Sunday, December 07, 2008

Reading, Oh How I Miss It

Once upon a time, a long, long time ago I used to read a book a day. I'd start the book at lunch time at the Evil Day Job (EDJ) and then pick it up again when I arrived home. If I stayed up too late and went to work tired the next day, it was because I had a longer book that I couldn't finish before it was time to go to bed and I couldn't put it down.

Way back in this time frame, I used to take week-long vacations to a cabin in Wisconsin and I would bring an enormous bag of books with me and spend all day reading. On these vacations, there'd be days where I'd read four, even five books from the time I woke up until I went to sleep. It was nirvana.

I used to be able to answer all kinds of questions about books that any romance reader on any board had. After all, I'd probably already read the story. (Unless it was historical. I gave up reading historicals when month after month they sat in my To Be Read (TBR) pile while I finished all the contemporary romances and paranormals.) If anyone was trying to come up with the title of a book that they'd read and couldn't remember, I probably knew it.

You might have guessed that while I was reading like this, I wasn't exactly spending a lot of time writing. You'd be correct. I wrote on Sundays. Sometimes. And for the 2.5 years before I started Ravyn's Flight, I hadn't written at all. (I think of this as preparation time, BTW, and not wasted years. I spent a lot of it working on becoming a better balanced, more grounded human being, something that's helped enormously in the roller coaster world of publishing.)

And then a friend of mine got me interested in writing again. It came back slowly--a poem here, a short story there, but then one day I was driving home from the EDJ and I saw Ravyn huddled on the floor and I knew something bad had happened. I just didn't know what and I had to write to find out. Then I had to write to learn the rest of the story and get to the end.
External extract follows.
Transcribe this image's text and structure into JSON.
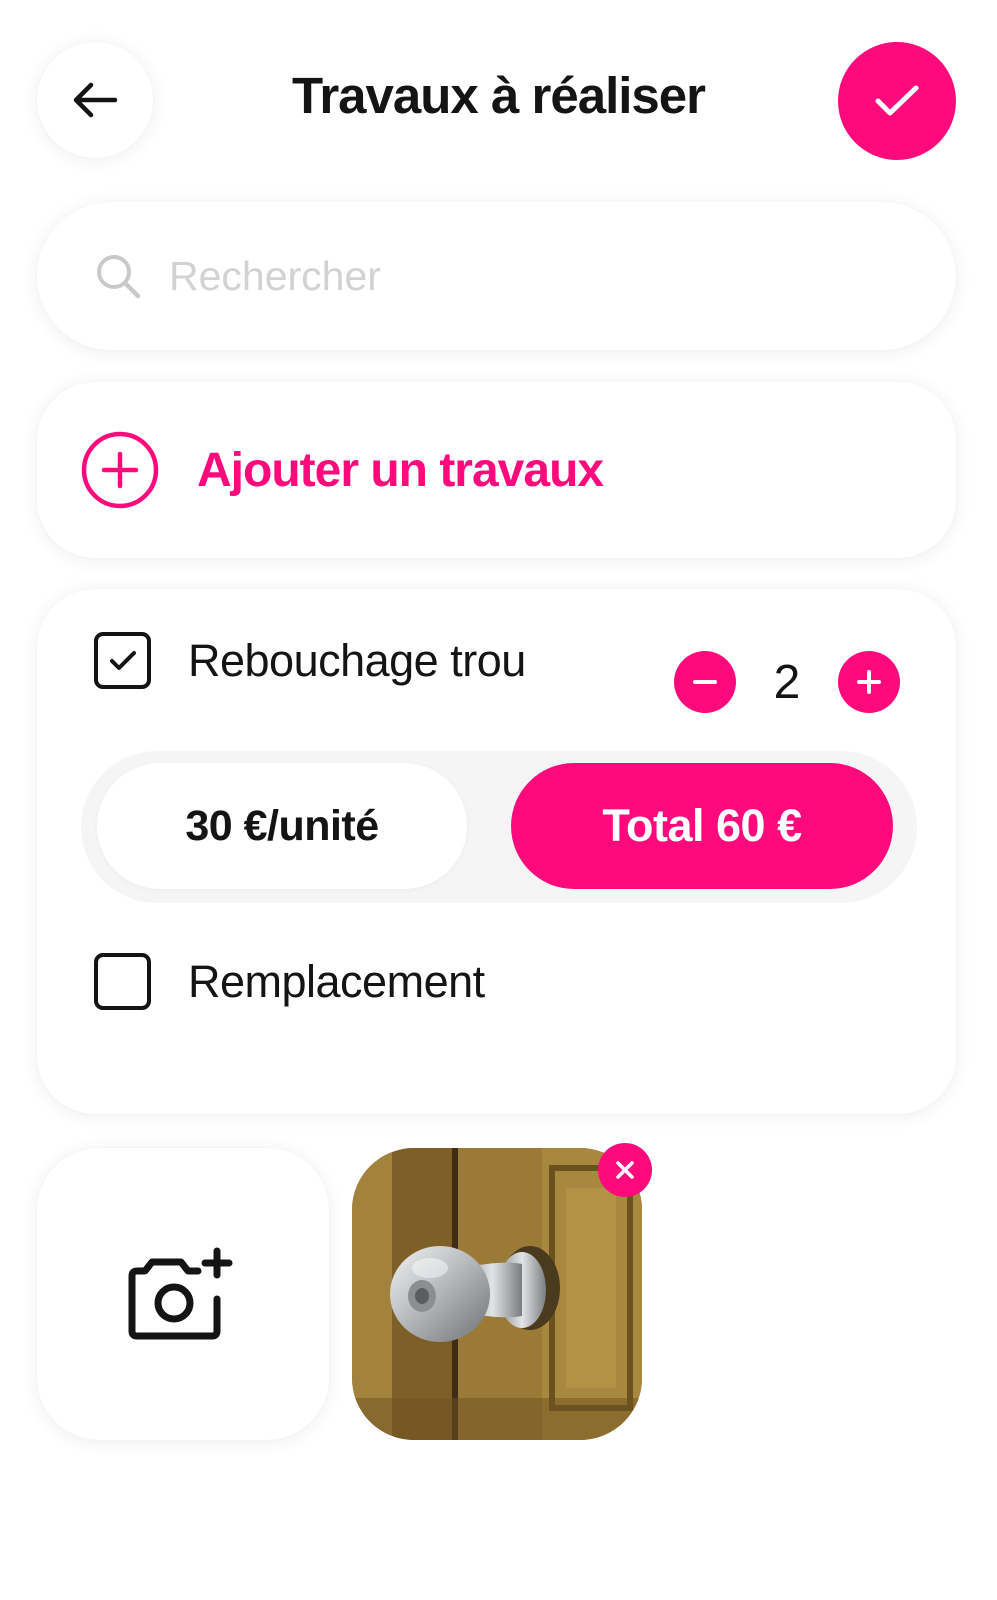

I was dying of curiosity. Despite this, though, I still spent a lot of time reading. I devoured books--and I like to think, learned from each book I read.

Then I sold Ravyn's Flight and things changed. I couldn't take 18 months to write a book any longer. I learned to write during my lunch hour instead of read and I wrote when I got home. With a four-month deadline for my second contracted book, if I came into work exhausted the next day, it was because I'd stayed up too late getting my page count in.
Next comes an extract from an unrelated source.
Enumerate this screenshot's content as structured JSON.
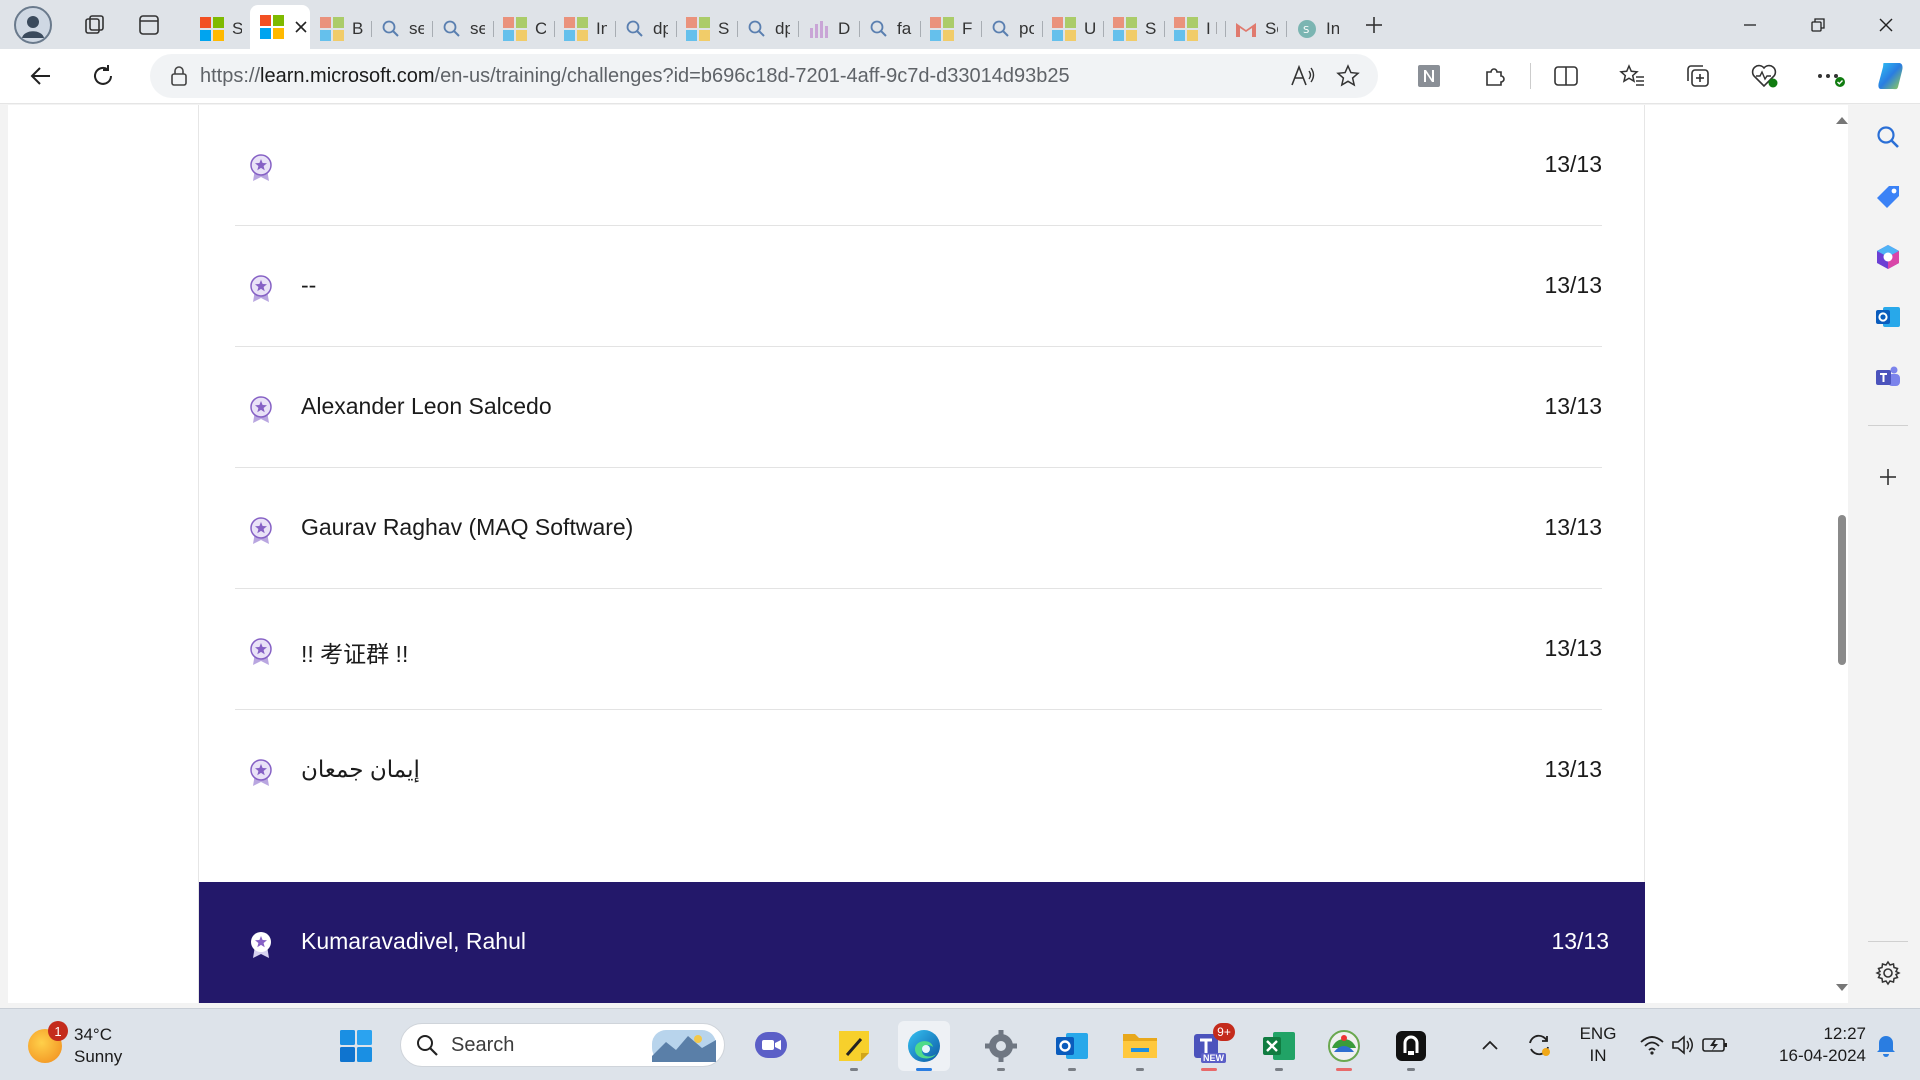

The time between deadlines was spent on proposals for other books or on gardening or my website or promotion or a dozen other things that piled up. Reading became a luxury.

For the month of November, I finished one book and that was because I'd listened to it on my iPod while I worked on a project at the EDJ. I have a lot of books I want to read. Books by friends of mine. Books by acquaintances who bought one of my books and took the time to tell me they enjoyed it. Books that I've heard good things about from other people that I trust. And they all sit, waiting for me to find time to read them. I'm trying to think of the last book I actually read and not listened to, and it's been so long, I can't even come up with a title. That's sad.

And don't even get me started about the pile of magazines that I don't have time to read. Maybe after the current WIP is finished. :-)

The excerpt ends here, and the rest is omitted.